51 Issues with Ostensive Definitions
(From Sec. 33) “Suppose, however, someone were to object: ‘It is not true that you must already be a master of a language in order to understand an ostensive definition: all you need– of course!– is to know or guess what the person giving the explanation is pointing to. That is, whether for example to the shape of the object, or to its color, or to its number, and so on.’ “–And what does ‘pointing to the shape’, ‘pointing to the color’ consist in? Point to a piece of paper. –And now point to its shape– now its color– now its number (that sounds queer). –How did you do it?”

52 Issues with Ostensive Definitions
Here, Wittgenstein is suggesting that a lot of appropriate context has to be in place for ostensive definitions to succeed. It’s one thing to ask: Which of these two different objects is being pointed at? It’s another entirely to ask: Which aspect of this one object is being pointed at?

53 Issues with Ostensive Definitions
“When one says ‘He gave a name to his sensation’ one forgets that a great deal of stage-setting in the language is presupposed if the mere act of naming is to make sense…”

54 Issues with Ostensive Definitions
“And when we speak of someone’s having given a name to pain, what is presupposed is the existence of the grammar of the word pain; it shows the post where the new word is stationed.”

55 Issues with Ostensive Definitions
“‘I can (inwardly) undertake to call THIS “pain” in the future’ –‘But is it certain that you have undertaken it? Are you sure that it was enough for this purpose to concentrate your attention on your feeling?’ –A queer question.”

56 On the Need for a Criterion
If you’re Saul Kripke or Hilary Putnam, objects and natural kinds have ‘essences’ that themselves provide external ‘criteria.’ An application of a name or a natural kind term might be wrong or right, regardless of how the community used the words in question.

57 On the Need for a Criterion
For example, on the question whether whales are ‘fish’, it might not matter that everyone in the community thought they were and applied ‘fish’ to whales.

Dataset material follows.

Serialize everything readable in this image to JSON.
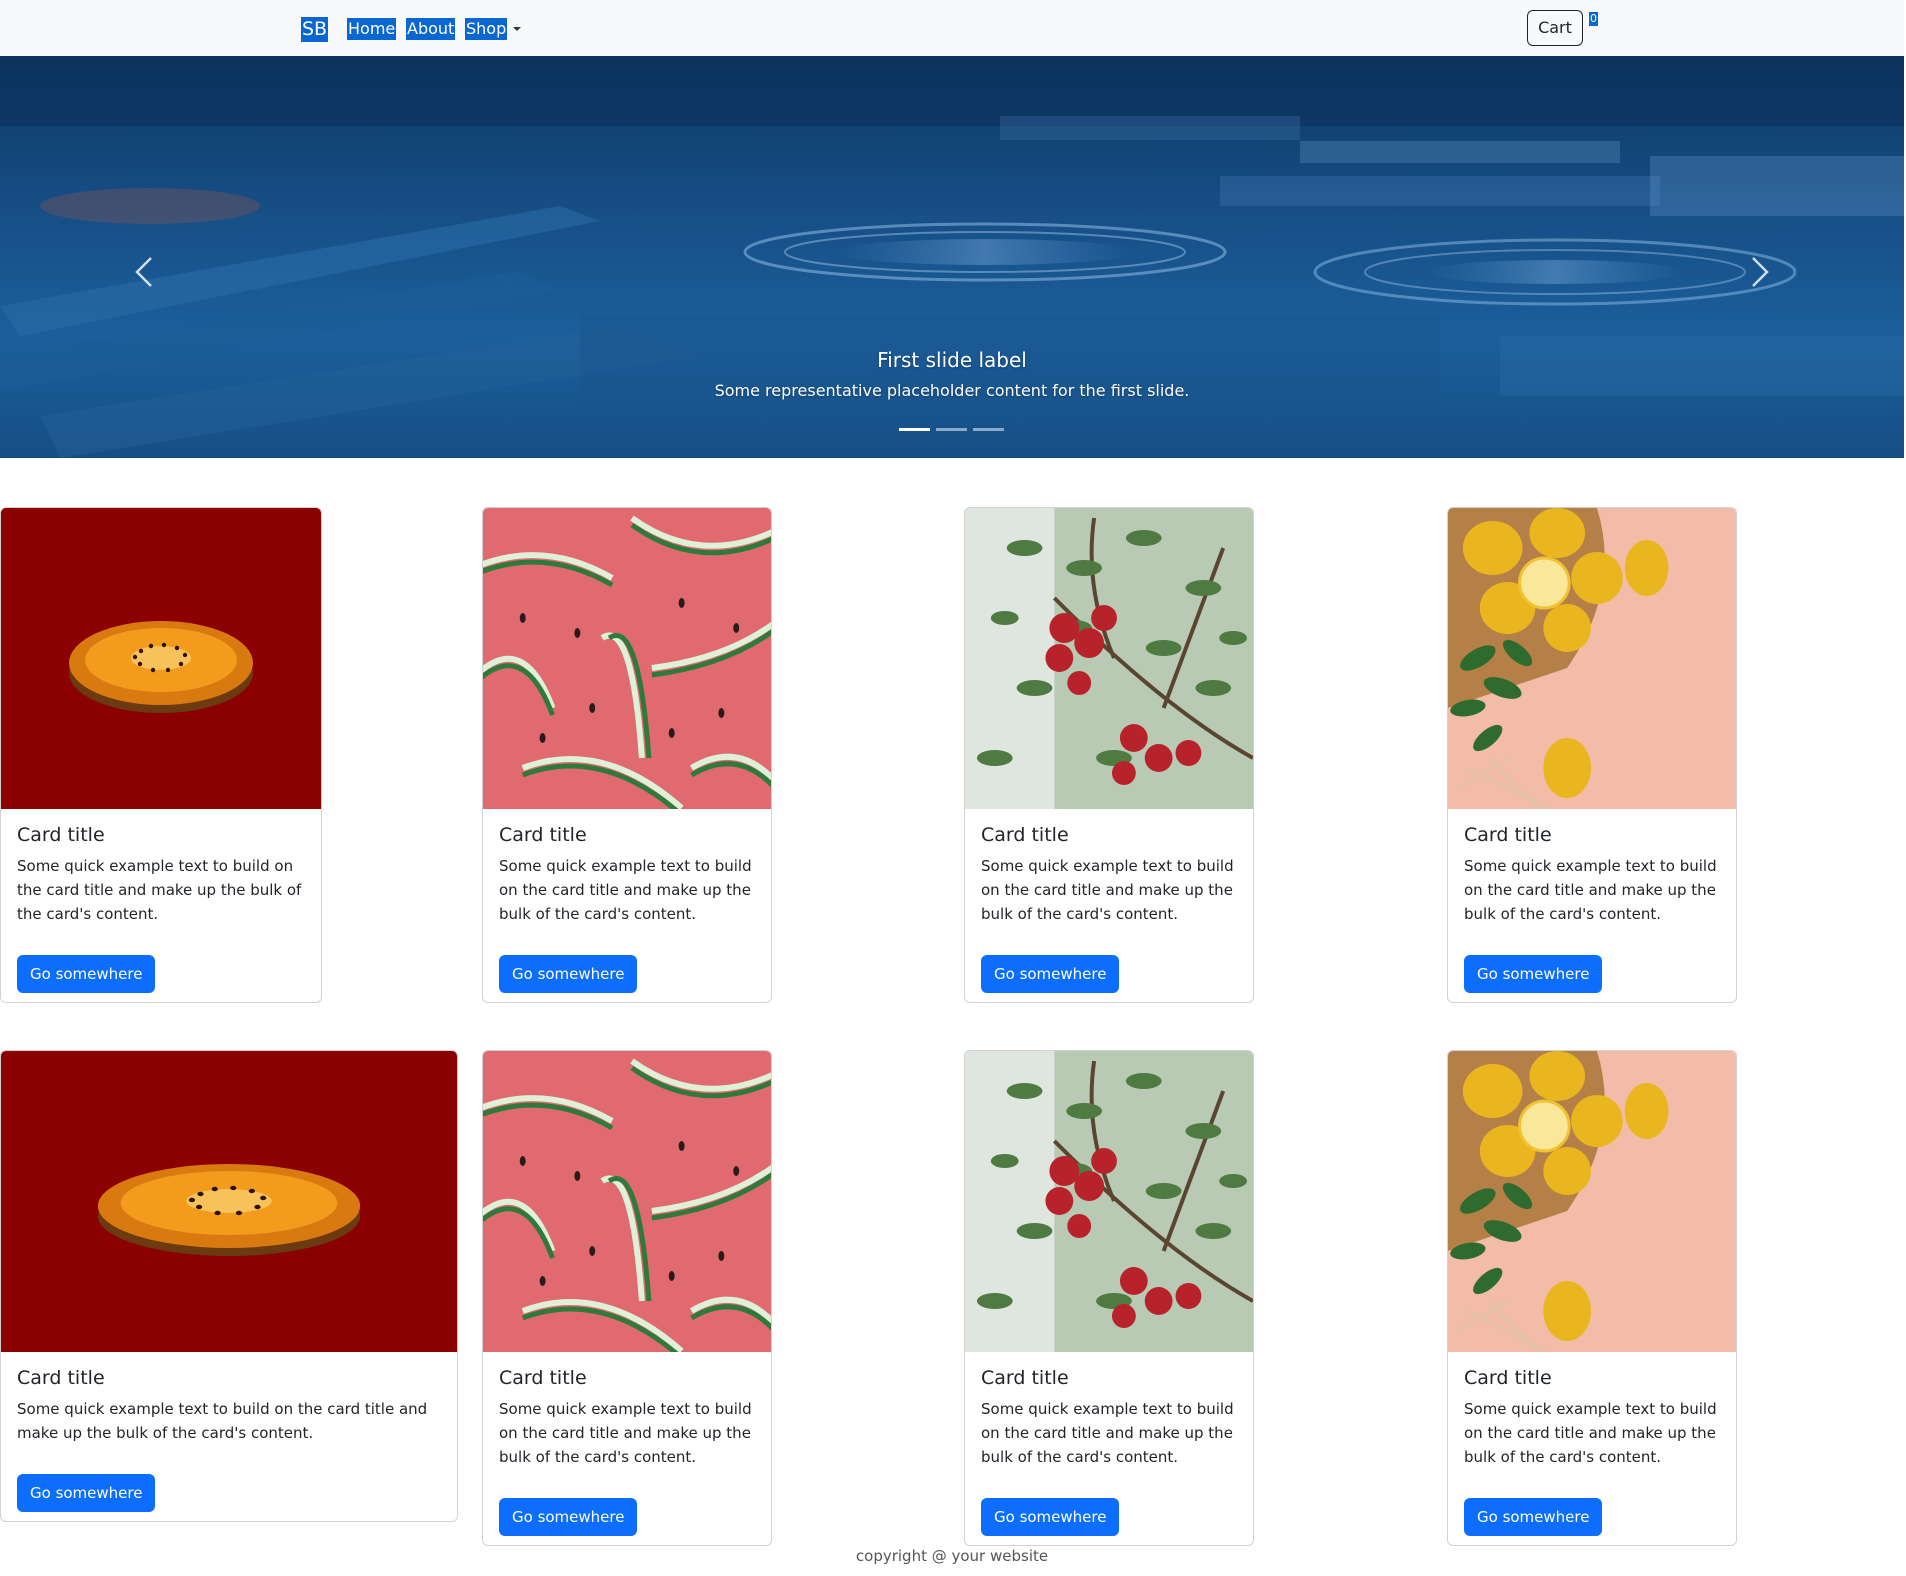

The kind named ‘whale’ happens to not be of the same kind as that named ‘fish’, regardless of whether anyone knows it.

58 On the Need for a Criterion
Wittgenstein, however, thought that there weren’t these objective essences. You can’t latch on to these objective ‘essences’, you had to be taught to “follow along” with a rule for calling things ‘fish’ and your ability to do so was largely dependent on the type of creature you were.

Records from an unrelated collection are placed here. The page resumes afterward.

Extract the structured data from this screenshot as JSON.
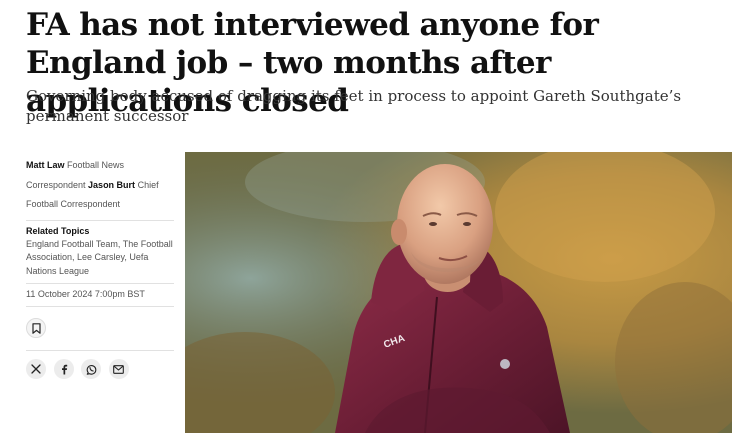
{
  "article": {
    "headline": "FA has not interviewed anyone for England job – two months after applications closed",
    "standfirst": "Governing body accused of dragging its feet in process to appoint Gareth Southgate’s permanent successor"
  },
  "byline": {
    "author1": "Matt Law",
    "author1_role": " Football News Correspondent ",
    "author2": "Jason Burt",
    "author2_role": " Chief Football Correspondent"
  },
  "related": {
    "heading": "Related Topics",
    "topics": "England Football Team, The Football Association, Lee Carsley, Uefa Nations League"
  },
  "published": "11 October 2024 7:00pm BST",
  "icons": {
    "save": "bookmark-icon",
    "share": [
      "x-twitter-icon",
      "facebook-icon",
      "whatsapp-icon",
      "email-icon"
    ]
  },
  "hero_image": {
    "jacket_text": "CHA"
  },
  "colors": {
    "text": "#111111",
    "muted": "#555555",
    "icon_bg": "#ececec"
  }
}
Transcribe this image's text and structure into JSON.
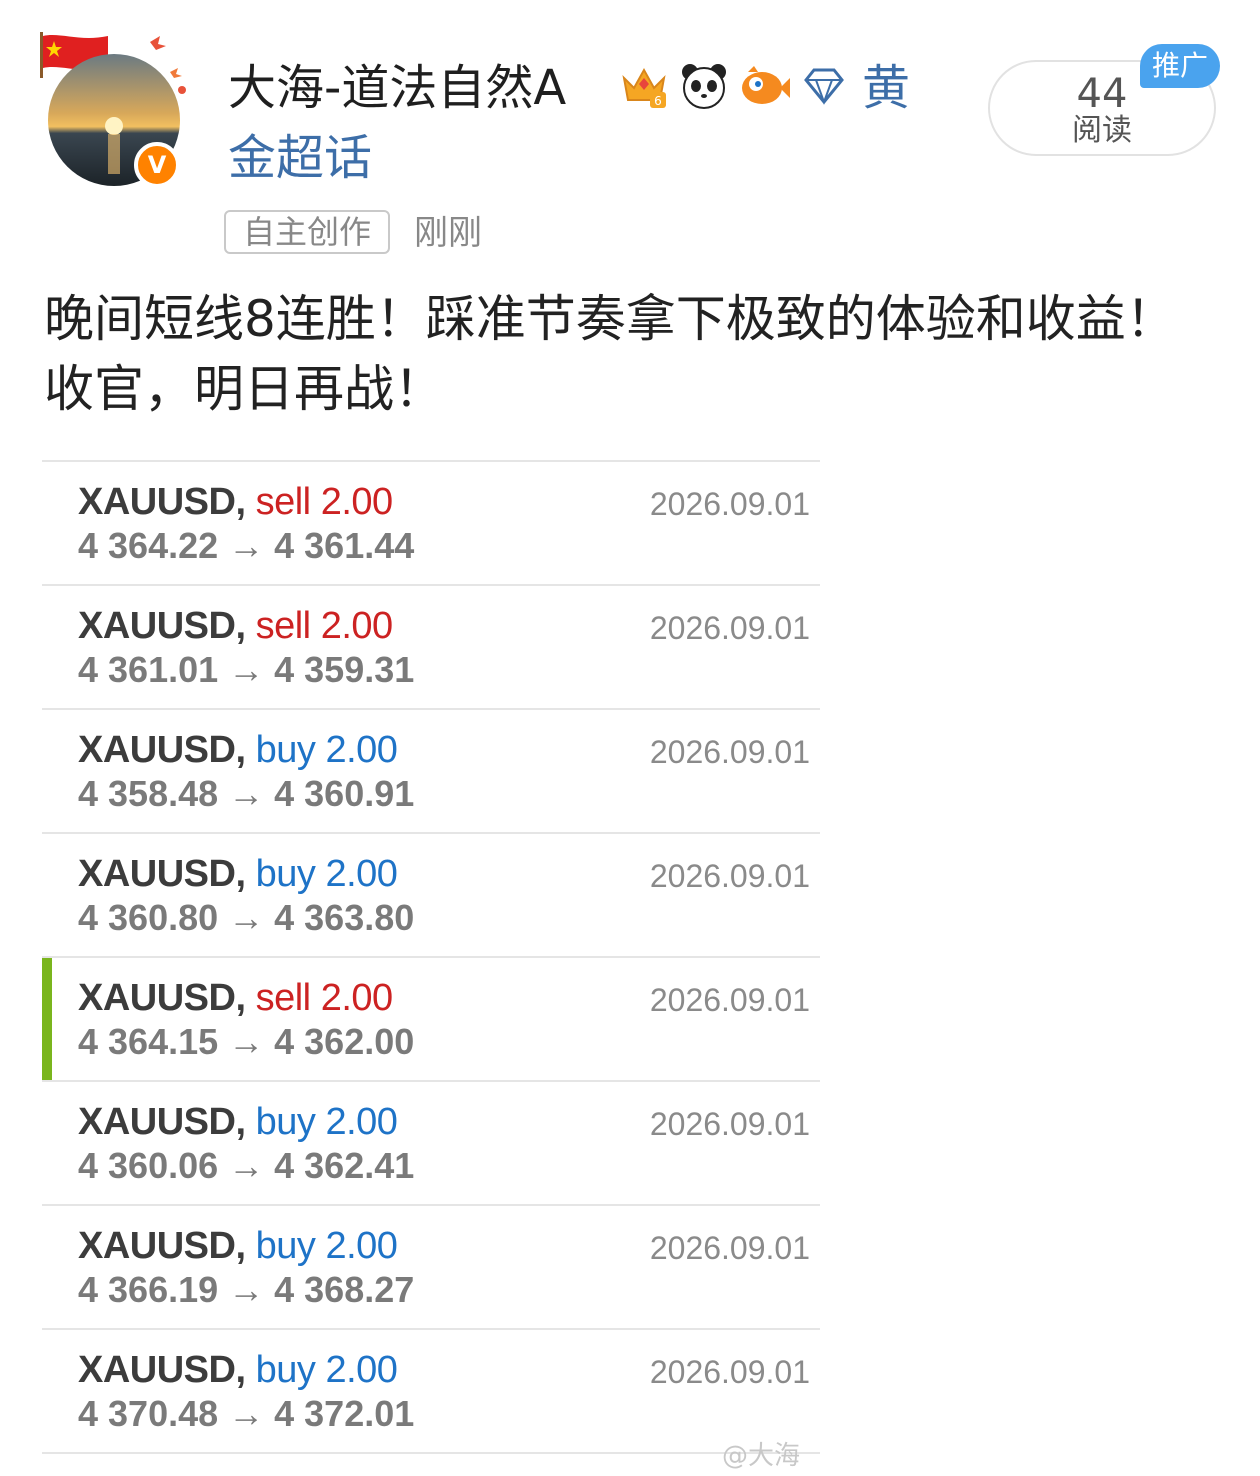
{
  "author": {
    "name": "大海-道法自然A",
    "verified_badge": "V",
    "badges": [
      "crown-level-6-icon",
      "panda-icon",
      "fish-icon",
      "diamond-icon"
    ],
    "accent_color": "#ff8200"
  },
  "topic": {
    "line1": "黄",
    "line2": "金超话"
  },
  "reads": {
    "count": "44",
    "label": "阅读",
    "promo": "推广"
  },
  "meta": {
    "tag": "自主创作",
    "time": "刚刚"
  },
  "post": {
    "text_line1": "晚间短线8连胜！踩准节奏拿下极致的体验和收益！",
    "text_line2": "收官，明日再战！"
  },
  "trades": [
    {
      "symbol": "XAUUSD,",
      "side": "sell",
      "lots": "2.00",
      "open": "4 364.22",
      "close": "4 361.44",
      "date": "2026.09.01",
      "selected": false
    },
    {
      "symbol": "XAUUSD,",
      "side": "sell",
      "lots": "2.00",
      "open": "4 361.01",
      "close": "4 359.31",
      "date": "2026.09.01",
      "selected": false
    },
    {
      "symbol": "XAUUSD,",
      "side": "buy",
      "lots": "2.00",
      "open": "4 358.48",
      "close": "4 360.91",
      "date": "2026.09.01",
      "selected": false
    },
    {
      "symbol": "XAUUSD,",
      "side": "buy",
      "lots": "2.00",
      "open": "4 360.80",
      "close": "4 363.80",
      "date": "2026.09.01",
      "selected": false
    },
    {
      "symbol": "XAUUSD,",
      "side": "sell",
      "lots": "2.00",
      "open": "4 364.15",
      "close": "4 362.00",
      "date": "2026.09.01",
      "selected": true
    },
    {
      "symbol": "XAUUSD,",
      "side": "buy",
      "lots": "2.00",
      "open": "4 360.06",
      "close": "4 362.41",
      "date": "2026.09.01",
      "selected": false
    },
    {
      "symbol": "XAUUSD,",
      "side": "buy",
      "lots": "2.00",
      "open": "4 366.19",
      "close": "4 368.27",
      "date": "2026.09.01",
      "selected": false
    },
    {
      "symbol": "XAUUSD,",
      "side": "buy",
      "lots": "2.00",
      "open": "4 370.48",
      "close": "4 372.01",
      "date": "2026.09.01",
      "selected": false
    }
  ],
  "arrow_glyph": "→",
  "watermark": "@大海"
}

59 The Issue OK, but what’s exactly the problem with an ostensively defined term for a private state?

60 Criteria vs. Symptoms There are different ways of telling that a field goal has been scored in basketball: Watching the scoreboard Listening to the crowd Hearing the announcer say “a field goal has been scored” Seeing the ball go through the hoop.

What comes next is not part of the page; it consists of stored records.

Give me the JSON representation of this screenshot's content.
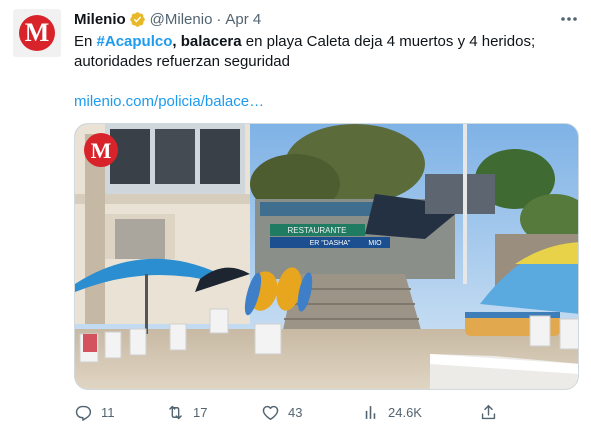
{
  "tweet": {
    "author_name": "Milenio",
    "avatar_letter": "M",
    "handle": "@Milenio",
    "separator": "·",
    "date": "Apr 4",
    "text": {
      "prefix": "En ",
      "hashtag": "#Acapulco",
      "comma": ",",
      "bold_word": "balacera",
      "rest": " en playa Caleta deja 4 muertos y 4 heridos; autoridades refuerzan seguridad"
    },
    "link_text": "milenio.com/policia/balace…",
    "media": {
      "watermark_letter": "M",
      "sign_text": "RESTAURANTE",
      "sign_sub": "ER \"DASHA\"",
      "sign_right": "MIO"
    }
  },
  "actions": {
    "replies": "11",
    "retweets": "17",
    "likes": "43",
    "views": "24.6K"
  },
  "icons": {
    "verified": "verified-badge-icon",
    "more": "more-dots-icon",
    "reply": "reply-icon",
    "retweet": "retweet-icon",
    "like": "heart-icon",
    "views": "views-icon",
    "share": "share-icon"
  },
  "colors": {
    "link": "#1d9bf0",
    "muted": "#536471",
    "brand_red": "#d8232a",
    "verified_gold": "#e8b829"
  }
}
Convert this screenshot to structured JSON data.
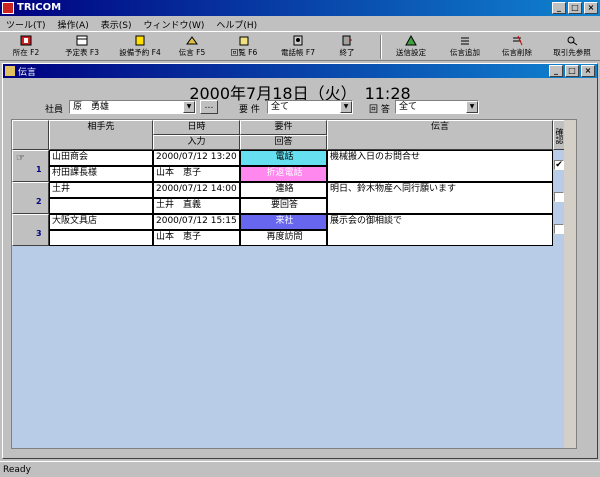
{
  "app": {
    "title": "TRICOM"
  },
  "menu": [
    "ツール(T)",
    "操作(A)",
    "表示(S)",
    "ウィンドウ(W)",
    "ヘルプ(H)"
  ],
  "toolbar": [
    {
      "label": "所在 F2",
      "icon": "location-icon"
    },
    {
      "label": "予定表 F3",
      "icon": "schedule-icon"
    },
    {
      "label": "設備予約 F4",
      "icon": "equipment-icon"
    },
    {
      "label": "伝言 F5",
      "icon": "message-icon"
    },
    {
      "label": "回覧 F6",
      "icon": "circulation-icon"
    },
    {
      "label": "電話帳 F7",
      "icon": "phonebook-icon"
    },
    {
      "label": "終了",
      "icon": "exit-icon"
    },
    {
      "label": "送信設定",
      "icon": "send-settings-icon"
    },
    {
      "label": "伝言追加",
      "icon": "add-message-icon"
    },
    {
      "label": "伝言削除",
      "icon": "delete-message-icon"
    },
    {
      "label": "取引先参照",
      "icon": "client-lookup-icon"
    }
  ],
  "window": {
    "title": "伝言"
  },
  "datetime": "2000年7月18日（火）　11:28",
  "filters": {
    "employee_label": "社員",
    "employee_value": "原　勇雄",
    "dots": "…",
    "subject_label": "要 件",
    "subject_value": "全て",
    "reply_label": "回 答",
    "reply_value": "全て"
  },
  "headers": {
    "partner": "相手先",
    "datetime": "日時",
    "input": "入力",
    "subject": "要件",
    "reply": "回答",
    "message": "伝言",
    "confirm": "確認"
  },
  "rows": [
    {
      "num": "1",
      "company": "山田商会",
      "contact": "村田課長様",
      "datetime": "2000/07/12 13:20",
      "inputter": "山本　恵子",
      "subject": "電話",
      "reply": "折返電話",
      "message": "機械搬入日のお問合せ",
      "confirmed": "✔"
    },
    {
      "num": "2",
      "company": "土井",
      "contact": "",
      "datetime": "2000/07/12 14:00",
      "inputter": "土井　直義",
      "subject": "連絡",
      "reply": "要回答",
      "message": "明日、鈴木物産へ同行願います",
      "confirmed": ""
    },
    {
      "num": "3",
      "company": "大阪文具店",
      "contact": "",
      "datetime": "2000/07/12 15:15",
      "inputter": "山本　恵子",
      "subject": "来社",
      "reply": "再度訪問",
      "message": "展示会の御相談で",
      "confirmed": ""
    }
  ],
  "colors": {
    "phone": "#66e0f0",
    "callback": "#ff88ee",
    "visit": "#6666ee"
  },
  "status": "Ready"
}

61 “If a philosopher asks, ‘Why does the fact that the ball went through the basket show that a field goal has been scored?” a natural reply would be, “That is what the rules of the game say; that is the way the game is played

62 Criteria “Once we understand the rules for playing chess, the question whether a player has won when he has achieved checkmate cannot arise.”

63 Criteria The ball going through the hoop is criterial of a goal being scored. There is a logical or conceptual connection between the two.

64 The Diary Case What could NOW be the criterion by which you were able to judge that a certain sensation was the same one you named “S” to begin with? Thus far we’ve been worried that you can’t succeed in naming anything and maybe that’s supposed to be the objection.

65 The Diary Case But put that to the side: it seems the answer is: I remember the sensation I named before, and this is the same one.

66 Private Rule Following
(Sec 202) “And hence also ‘obeying a rule’ is a practice. And to think one is obeying a rule is not to obey a rule. Hence it is not possible to obey a rule ‘privately’: otherwise thinking one was obeying a rule would be the same thing as obeying it.”

67 The Diary Case How is remembering what you did before (seeming to remember!) any different from just believing it? You remember the sensation being like this and you use that criterion to apply “S”– but there is no further standard of correctness!

68 “As if someone were to buy several copies of the morning paper to assure himself that what it said was true.”